Hepatic differentiation of mouse bone marrow‑derived mesenchymal stem cells using a novel 3D culture system
- Qiong Wu
- Jing Tang
- Yi Li
- Li Li
- Yujia Wang
- Ji Bao
- Hong Bu
- Published online on: October 19, 2017 https://doi.org/10.3892/mmr.2017.7818
Copyright: © Wu et al. This is an open access article distributed under the terms of Creative Commons Attribution License.
Liver transplantation is the primary treatment for patients with acute liver failure, end-stage liver disease and inherited liver-based metabolic disorders. However, the demand for suitable organs for transplantation far exceeds the available donor organs (1). Tissue engineering and regenerative medicine-based strategies are a promising alternative to organ transplantation (2–4).

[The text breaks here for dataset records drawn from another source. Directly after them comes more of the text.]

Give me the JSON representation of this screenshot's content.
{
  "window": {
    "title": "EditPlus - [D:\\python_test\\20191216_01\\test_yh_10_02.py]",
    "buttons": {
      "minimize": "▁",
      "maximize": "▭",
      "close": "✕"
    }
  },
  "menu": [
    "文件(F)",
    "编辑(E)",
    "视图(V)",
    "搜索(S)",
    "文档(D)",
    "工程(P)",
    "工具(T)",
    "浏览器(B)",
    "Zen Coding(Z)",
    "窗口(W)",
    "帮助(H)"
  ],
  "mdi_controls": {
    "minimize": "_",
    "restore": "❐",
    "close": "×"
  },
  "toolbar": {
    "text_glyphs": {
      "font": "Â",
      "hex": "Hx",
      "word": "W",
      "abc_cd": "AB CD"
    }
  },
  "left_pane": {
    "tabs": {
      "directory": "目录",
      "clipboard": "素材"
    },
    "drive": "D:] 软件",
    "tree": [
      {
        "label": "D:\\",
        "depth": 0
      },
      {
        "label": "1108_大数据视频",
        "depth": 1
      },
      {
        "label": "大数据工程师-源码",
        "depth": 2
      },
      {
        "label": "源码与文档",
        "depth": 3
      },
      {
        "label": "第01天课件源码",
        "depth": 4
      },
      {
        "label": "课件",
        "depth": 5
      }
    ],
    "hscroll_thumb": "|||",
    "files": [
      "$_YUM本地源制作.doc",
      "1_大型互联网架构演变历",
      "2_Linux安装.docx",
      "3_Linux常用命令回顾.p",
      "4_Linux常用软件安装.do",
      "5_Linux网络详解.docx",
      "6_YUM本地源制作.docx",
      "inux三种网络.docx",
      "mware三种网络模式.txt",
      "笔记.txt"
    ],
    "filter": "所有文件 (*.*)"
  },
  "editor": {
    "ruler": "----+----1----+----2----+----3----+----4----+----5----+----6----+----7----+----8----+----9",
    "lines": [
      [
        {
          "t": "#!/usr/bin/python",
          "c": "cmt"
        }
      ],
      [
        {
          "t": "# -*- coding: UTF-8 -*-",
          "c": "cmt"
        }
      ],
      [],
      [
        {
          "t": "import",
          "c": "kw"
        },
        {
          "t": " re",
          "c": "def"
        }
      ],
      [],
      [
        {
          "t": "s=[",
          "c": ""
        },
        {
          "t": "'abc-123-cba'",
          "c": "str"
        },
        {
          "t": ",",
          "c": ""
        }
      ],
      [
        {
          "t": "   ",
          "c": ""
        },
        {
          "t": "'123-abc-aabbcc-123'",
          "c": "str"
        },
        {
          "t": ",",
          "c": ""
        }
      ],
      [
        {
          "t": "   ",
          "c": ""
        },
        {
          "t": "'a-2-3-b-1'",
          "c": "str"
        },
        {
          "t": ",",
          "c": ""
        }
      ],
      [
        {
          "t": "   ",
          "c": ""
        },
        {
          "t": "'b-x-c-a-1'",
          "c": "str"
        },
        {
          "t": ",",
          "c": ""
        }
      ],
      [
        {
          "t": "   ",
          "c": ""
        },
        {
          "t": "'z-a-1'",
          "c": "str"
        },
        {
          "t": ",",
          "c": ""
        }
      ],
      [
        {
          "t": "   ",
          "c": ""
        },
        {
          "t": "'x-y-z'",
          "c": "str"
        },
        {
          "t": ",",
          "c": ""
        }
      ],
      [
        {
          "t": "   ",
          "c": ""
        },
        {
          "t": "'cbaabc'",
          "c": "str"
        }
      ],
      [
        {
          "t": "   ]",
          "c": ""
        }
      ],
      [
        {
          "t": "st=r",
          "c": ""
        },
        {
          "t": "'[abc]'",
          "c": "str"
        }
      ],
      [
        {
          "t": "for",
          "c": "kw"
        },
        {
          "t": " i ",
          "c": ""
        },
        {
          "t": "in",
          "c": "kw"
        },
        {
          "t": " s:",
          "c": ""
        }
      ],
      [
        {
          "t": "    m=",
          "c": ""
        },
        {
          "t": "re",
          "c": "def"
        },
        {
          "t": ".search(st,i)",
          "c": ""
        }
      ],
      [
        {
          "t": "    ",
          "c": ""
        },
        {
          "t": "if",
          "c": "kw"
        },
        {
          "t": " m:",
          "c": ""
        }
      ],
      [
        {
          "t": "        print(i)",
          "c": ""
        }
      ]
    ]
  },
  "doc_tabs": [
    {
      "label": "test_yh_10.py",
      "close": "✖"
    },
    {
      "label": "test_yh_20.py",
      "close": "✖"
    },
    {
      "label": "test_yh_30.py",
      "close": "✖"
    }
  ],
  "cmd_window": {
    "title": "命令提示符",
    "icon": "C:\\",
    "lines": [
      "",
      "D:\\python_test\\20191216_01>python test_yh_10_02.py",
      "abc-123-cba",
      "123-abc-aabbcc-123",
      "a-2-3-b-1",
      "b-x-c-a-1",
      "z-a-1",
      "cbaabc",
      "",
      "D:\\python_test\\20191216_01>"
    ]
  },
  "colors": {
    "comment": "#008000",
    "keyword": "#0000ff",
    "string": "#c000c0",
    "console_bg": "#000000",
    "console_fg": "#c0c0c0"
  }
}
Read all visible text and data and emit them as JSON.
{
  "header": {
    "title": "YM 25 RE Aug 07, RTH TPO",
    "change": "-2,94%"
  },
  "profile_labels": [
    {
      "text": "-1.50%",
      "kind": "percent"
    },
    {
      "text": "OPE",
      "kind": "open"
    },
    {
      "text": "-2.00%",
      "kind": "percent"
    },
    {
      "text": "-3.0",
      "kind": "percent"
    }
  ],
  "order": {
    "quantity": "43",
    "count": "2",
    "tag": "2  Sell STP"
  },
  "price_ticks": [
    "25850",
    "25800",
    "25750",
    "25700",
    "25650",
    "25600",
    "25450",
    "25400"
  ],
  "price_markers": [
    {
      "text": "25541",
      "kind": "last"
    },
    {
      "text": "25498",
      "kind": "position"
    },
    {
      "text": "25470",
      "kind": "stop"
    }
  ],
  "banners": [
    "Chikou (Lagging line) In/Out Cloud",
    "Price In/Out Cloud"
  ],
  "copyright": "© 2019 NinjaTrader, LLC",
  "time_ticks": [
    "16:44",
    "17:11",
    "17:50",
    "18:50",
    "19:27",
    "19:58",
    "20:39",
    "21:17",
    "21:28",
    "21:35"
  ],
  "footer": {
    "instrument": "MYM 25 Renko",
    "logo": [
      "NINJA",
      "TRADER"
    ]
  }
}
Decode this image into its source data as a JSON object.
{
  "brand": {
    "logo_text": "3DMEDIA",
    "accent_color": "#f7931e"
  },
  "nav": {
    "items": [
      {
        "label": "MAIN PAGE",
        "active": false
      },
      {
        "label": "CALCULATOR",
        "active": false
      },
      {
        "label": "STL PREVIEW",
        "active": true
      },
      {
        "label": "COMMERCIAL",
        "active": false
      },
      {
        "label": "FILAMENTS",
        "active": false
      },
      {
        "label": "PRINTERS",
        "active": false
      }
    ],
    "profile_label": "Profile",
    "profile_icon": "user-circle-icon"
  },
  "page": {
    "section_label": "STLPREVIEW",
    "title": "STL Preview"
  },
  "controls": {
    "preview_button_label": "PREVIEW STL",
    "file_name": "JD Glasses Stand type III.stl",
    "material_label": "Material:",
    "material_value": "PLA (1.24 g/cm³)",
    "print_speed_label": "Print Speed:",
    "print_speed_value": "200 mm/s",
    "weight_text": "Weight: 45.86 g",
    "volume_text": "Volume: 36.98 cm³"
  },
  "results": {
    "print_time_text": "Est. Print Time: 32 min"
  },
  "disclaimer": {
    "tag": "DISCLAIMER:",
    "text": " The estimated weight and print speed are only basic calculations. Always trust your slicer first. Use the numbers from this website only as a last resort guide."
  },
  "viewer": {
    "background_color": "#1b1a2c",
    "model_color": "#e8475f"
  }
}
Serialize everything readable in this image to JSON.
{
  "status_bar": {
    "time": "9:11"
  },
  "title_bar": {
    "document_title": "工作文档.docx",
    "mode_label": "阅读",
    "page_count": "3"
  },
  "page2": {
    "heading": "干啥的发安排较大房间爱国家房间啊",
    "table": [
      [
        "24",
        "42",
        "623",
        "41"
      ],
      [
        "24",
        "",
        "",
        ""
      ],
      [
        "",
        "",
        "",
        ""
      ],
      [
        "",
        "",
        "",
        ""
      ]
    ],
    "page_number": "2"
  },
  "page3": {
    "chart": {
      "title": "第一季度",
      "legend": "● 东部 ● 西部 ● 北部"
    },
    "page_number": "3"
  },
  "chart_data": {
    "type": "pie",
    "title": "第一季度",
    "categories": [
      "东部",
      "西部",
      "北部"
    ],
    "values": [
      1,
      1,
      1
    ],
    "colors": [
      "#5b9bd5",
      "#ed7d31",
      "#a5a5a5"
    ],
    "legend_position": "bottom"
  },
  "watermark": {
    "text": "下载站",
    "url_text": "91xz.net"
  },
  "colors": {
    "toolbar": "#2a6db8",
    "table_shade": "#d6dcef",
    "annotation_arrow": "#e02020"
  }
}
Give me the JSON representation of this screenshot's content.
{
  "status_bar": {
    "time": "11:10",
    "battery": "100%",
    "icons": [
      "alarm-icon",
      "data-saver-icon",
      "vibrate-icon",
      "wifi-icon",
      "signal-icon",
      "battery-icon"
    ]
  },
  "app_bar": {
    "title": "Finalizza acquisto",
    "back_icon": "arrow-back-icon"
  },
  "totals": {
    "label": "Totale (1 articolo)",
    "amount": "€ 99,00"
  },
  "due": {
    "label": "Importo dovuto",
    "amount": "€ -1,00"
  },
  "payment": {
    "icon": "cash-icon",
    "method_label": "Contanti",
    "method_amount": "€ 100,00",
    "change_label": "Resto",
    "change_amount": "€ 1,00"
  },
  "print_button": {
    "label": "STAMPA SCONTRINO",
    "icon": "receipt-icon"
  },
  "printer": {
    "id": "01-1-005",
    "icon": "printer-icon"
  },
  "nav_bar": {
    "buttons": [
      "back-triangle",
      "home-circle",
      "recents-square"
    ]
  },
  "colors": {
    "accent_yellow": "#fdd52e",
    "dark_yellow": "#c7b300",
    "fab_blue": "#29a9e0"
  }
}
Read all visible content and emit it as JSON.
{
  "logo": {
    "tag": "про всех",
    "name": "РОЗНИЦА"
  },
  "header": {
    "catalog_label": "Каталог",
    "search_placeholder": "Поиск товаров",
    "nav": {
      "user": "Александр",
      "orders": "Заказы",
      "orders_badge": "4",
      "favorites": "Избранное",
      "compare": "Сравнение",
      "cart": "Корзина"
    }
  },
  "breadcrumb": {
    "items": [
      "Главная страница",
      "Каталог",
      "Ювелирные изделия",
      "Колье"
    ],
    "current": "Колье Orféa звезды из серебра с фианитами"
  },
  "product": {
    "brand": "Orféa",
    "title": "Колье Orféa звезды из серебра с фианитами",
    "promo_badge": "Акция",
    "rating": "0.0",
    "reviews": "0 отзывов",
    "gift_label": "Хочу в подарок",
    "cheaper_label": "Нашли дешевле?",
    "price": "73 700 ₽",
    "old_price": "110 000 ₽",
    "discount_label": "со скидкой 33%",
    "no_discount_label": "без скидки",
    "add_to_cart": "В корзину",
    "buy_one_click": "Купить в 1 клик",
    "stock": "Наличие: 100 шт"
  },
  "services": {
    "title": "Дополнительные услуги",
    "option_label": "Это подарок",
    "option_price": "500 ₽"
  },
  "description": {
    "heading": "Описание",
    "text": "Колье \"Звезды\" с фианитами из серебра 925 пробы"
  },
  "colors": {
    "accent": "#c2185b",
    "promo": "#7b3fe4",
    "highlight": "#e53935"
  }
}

Tissue-specific cells and scaffolding biomaterials are essential for liver tissue engineering (5). As primary hepatocytes exhibit poor proliferative potential in vitro, it may be more feasible to generate hepatocytes via the differentiation of mesenchymal stem cells (MSCs). MSCs are commonly cultured as 2D monolayers using conventional tissue culture techniques, which may result over time in loss of replicative ability, reduced colony-forming efficiency and poor differentiation capacity (6,7). The microenvironment has a crucial influence on stem cell biology. Therefore, the present study investigated spheroid culture, which has been reported to improve cell-cell contact and interactions of cells with the extracellular matrix (ECM) compared with traditional monolayer methods (8). As cells exist in their native morphology, significant differences in phenotype and responses have been observed between monolayer and spheroid cultures (9,10). Our previous study revealed that 3D spheroid cultures of MSCs enhanced cell yield and maintained stemness, in addition to osteogenetic and adipogenetic differentiation efficiencies (11).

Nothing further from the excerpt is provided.